Jade Mountain Syrah 2003
Three Napa Valley vineyards added to the layers of complexity in this Syrah: Juliana Vineyard in Pope Valley provided deep ripe fruit and inky color, Voss Vineyard in Rutherford provided elegance and silky texture while Clarke Vineyard in the southern-most section of Napa in American Canyon gave cool climate finesse blended with wild strawberry aromas and dense dark chocolate.
The 2003 vintage was a great year for Syrah in Napa Valley. Mild weather punctuated by a few nasty heat spikes was followed by a long fall season, allowing concentration in the grapes. Some shrivel and slight raisining gave a real punch to the flavors and jammy aromas to the crushed fruit.
Paras Vineyard, Jade Mountain's flagship vineyard, rests on the upper slopes of Mount Veeder, overlooking the Napa Valley. With rocky vine terraces and eastern exposures reminiscent of the finest Northern Rhône vineyards, Paras Vineyard grows Syrah and other Rhône grapes of truly exciting quality. From this and other select vineyards, Jade Mountain creates Syrah, Mourvèdre, Viognier and a proprietary southern Rhône-style blend called La Provençale
Jade Mountain uses only the highest-quality grapes and practices traditional winemaking techniques to produce wines displaying intense fruit and spice and silky smoothness on the palate. These wines are appealing in their youth as well as eminently age-worthy.
Undoubtedly proving its merit over and over, Napa Valley is a now a leading force in the world of prestigious red wine regions. Though Cabernet Sauvignon dominates Napa Valley, other red varieties certainly thrive here. Important but often overlooked include Merlot and other Bordeaux varieties well-regarded on their own as well as for their blending capacities. Very old vine Zinfandel represents an important historical stronghold for the region and Pinot noir is produced in the cooler southern parts, close to the San Pablo Bay.
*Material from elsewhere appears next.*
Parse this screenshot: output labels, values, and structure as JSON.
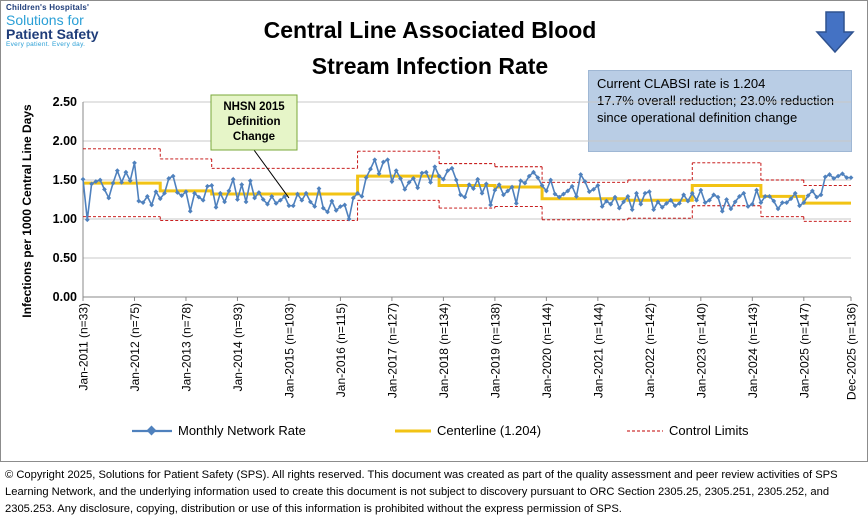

Perfectly situated running north to south, the valley acts as a corridor, pulling cool, moist air up from the San Pablo Bay in the evenings during the hot days of the growing season, which leads to even and slow grape ripening. Furthermore the valley claims over 100 soil variations including layers of volcanic, gravel, sand and silt—a combination excellent for world-class red wine production.